Stefan Seyfried stefan.seyfried at googlemail.com
Sat May 5 22:21:39 CEST 2012


Hi Pascal,

Am 04.05.2012 17:48, schrieb Pascal Bleser:

> On 2012-05-04 15:58:33 (+0100), Cristian Morales Vega <reddwarf at opensuse.org> wrote:
>> On 4 May 2012 15:39, Stefan Seyfried <stefan.seyfried at googlemail.com> wrote:
>>> a small question wrt. the workflow in pmbs -- in order to not step on
>>> anyone's toes :-)
> 
>>> In order to update clipgrab to the latest version, I have linked it into
>>> home:seife and updated it there. It builds fine.


> To me, personally, I see it like this:
> - if I give you maintainer level on a package that's in a
>   non-home project (Essentials, Multimedia, Extra, Games), then
>   do as you wish because you have my complete trust


I actually did not even check the maintainership -- in the openSUSE BS I
am maintainer of all the Projects I am maintaining packages in, so it
didn't even occur to me that there might be a permissions issue :-)

Anyway, for now the submitrequest is the only thing I can do to get it
updated and that's what I have done: request 196.

> - if, e.g. for changes to more critical/essential packages
>   (ffmpeg, mplayer, ...), you prefer another maintainer to
>   review the change, then make a SR


Sounds sensible.

> I'm fine with any other proposal, or even a somewhat more
> formal/organized approach, but that would require us to work as
> a team in the first place.


I think a "common sense approach" makes sense here: trivial stuff (like
my clipgrab update) can go in directly, especially if it is a leaf
package with no dependencies.
Updates to core stuff like ffmpeg & friends by people who have not yet
proven they know what they are doing should be SR'ed and reviewed.


> There have been quite a lot of packagers who have offered to
> help, and who have an account, but who have only done very minor
> fixes, or added new packages (e.g. because they weren't allowed
> to put them on build.o.o), and who pretty much disappear again.


I'm trying to help changing this -- for example by "encouraging" our
trainees to help out on packman (and openSUSE BS) and my boss is
indirectly sponsoring this effort by letting us do that in our paid time.

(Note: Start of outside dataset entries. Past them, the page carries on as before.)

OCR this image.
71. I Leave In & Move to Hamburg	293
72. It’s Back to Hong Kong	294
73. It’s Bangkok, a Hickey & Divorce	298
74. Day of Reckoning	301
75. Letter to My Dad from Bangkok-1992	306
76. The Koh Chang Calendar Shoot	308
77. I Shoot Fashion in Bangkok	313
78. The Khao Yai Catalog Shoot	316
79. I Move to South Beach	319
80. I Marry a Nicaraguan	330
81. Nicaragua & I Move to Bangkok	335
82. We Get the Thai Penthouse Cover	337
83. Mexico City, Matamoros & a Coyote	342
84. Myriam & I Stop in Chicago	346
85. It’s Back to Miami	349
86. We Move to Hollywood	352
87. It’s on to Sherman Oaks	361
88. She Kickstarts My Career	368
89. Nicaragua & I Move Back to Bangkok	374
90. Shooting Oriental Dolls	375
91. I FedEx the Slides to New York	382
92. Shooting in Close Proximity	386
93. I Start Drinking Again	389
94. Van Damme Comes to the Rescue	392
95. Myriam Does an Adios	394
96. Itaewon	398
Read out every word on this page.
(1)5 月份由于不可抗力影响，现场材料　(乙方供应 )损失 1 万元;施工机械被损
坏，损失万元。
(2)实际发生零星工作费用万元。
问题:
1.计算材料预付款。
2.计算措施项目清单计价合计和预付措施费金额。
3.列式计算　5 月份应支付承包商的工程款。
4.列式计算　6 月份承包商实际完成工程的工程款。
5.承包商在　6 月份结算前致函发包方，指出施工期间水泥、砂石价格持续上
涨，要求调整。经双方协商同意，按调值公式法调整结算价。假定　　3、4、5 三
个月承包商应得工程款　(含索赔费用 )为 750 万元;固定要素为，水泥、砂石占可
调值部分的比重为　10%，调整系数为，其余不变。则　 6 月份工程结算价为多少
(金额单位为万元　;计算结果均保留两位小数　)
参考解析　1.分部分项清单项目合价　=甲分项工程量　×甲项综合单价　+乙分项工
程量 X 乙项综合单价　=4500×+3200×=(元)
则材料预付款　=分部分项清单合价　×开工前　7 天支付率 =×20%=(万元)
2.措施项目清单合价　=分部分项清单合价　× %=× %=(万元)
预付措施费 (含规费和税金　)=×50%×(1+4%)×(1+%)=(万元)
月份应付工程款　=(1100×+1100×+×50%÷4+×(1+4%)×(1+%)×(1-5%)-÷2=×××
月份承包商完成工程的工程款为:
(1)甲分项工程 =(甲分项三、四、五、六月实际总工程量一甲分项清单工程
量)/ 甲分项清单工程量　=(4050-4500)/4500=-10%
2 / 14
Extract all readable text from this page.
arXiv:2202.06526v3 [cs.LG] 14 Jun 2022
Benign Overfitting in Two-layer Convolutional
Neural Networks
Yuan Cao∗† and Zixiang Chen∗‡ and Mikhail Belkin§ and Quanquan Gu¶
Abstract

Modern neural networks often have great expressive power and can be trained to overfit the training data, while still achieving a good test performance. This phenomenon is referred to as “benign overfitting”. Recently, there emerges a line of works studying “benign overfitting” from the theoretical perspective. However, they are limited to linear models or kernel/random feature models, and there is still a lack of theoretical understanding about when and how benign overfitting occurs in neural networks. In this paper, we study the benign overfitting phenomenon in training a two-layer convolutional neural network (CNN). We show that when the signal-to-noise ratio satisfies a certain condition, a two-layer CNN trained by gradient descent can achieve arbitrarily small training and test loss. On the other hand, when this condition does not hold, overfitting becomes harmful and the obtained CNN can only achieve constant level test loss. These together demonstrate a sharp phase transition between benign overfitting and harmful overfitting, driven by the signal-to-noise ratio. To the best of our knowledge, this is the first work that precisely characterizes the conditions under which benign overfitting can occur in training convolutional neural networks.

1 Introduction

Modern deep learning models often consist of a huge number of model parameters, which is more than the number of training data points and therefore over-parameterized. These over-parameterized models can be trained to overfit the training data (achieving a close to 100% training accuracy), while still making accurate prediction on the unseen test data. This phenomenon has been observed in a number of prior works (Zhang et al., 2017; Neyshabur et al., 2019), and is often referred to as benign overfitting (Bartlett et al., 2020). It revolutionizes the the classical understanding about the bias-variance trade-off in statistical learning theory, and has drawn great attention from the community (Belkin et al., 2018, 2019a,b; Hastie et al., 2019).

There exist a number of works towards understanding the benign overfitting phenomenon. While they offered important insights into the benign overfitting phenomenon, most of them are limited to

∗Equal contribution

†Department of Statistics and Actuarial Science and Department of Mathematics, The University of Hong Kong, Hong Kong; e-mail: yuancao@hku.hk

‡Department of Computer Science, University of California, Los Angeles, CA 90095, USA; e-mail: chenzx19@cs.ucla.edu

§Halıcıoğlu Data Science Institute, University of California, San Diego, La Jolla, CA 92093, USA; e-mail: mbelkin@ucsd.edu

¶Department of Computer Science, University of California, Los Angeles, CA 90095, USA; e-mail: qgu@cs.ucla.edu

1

> Don't get me wrong, any help is much appreciated, but it would
> be even more useful if some packagers would step in and feel
> more like being in charge here and take ownership of some
> packages.


That's actually what I'm trying to do :-)


> Don't be afraid of stepping on other people's toes too much:
> 
> - some packages need to be handled with care because they are
>   used by tens of thousands of people (mplayer, vlc, ffmpeg,
>   xine, ...) and have typically had the same maintainer for a
>   very long time (henne then me, detlef then me, manfred,
>   manfred, respectively ;)), so let's be careful with things
>   that are in Essentials
> 
> - do _not_ replace packages with _link's to build.o.o without
>   giving it good thought first, and ideally not without
>   discussing it on the list first: there are many issues with
>   the way the maintainers of multimedia:libs and multimedia:apps
>   on build.o.o handle their packages, I've mentioned that in the
>   past (they don't care about older distros, replace foo-devel
>   with pkgconfig(foo) which doesn't work on SLE or Evergreen,
>   they carelessly rename packages which breaks a lot of other
>   things (e.g. taglib -> libtag), etc..., and generally speaking
>   they don't see their packages are linked in Packman, hence
>   they don't see the side effects of changes to their packages,
>   and that doesn't work too well)
> 
> - if you have some time to spend, pick broken packages, fix
>   them, commit directly, there is no need for a review process,
>   our staffing is just way too thin for that -- especially if
>   you're a seasoned packager (like you ;)), you know what you're
>   doing
> 
> - same goes with upgrades: Packman has always had the unwritten
>   policy of updating packages to their latest version, always;
>   while there are good points for going with a different
>   strategy (e.g. as for openSUSE releases, only backport
>   patches), my impression is that our user base is 50/50 on
>   that; with a lot more people on the team, we could surely even
>   do both, at least for the stuff in Essentials, but it isn't
>   the case; short version: newer upstream version, just go for
>   it, no need for reviews, you know what you're doing


Ok, I'll probably go through the impressive list of build failures in
Extra and fix some of those to get comfortable with the workflow :-)

> But it's perfectly fine to branch a package in order to submit
> it (but please clean up afterwards, once it's done, and rdelete
> your home: packages).


Ok. I would feel quite uncomfortable to commit packages with only local
build tested (although I'll try to implement some "automatic local build
for all repos" thing so that I can run this overnight on my home server
or something like that.

For now, I'll try to be careful to increase the quality of the packages
I'm touchen and if I'm missing permissions on a project / package, I'll
send a notification about the SR here so that someone can accept it.

Best regards,

	seife

-- 

Stefan Seyfried

"Dispatch war rocket Ajax to bring back his body!"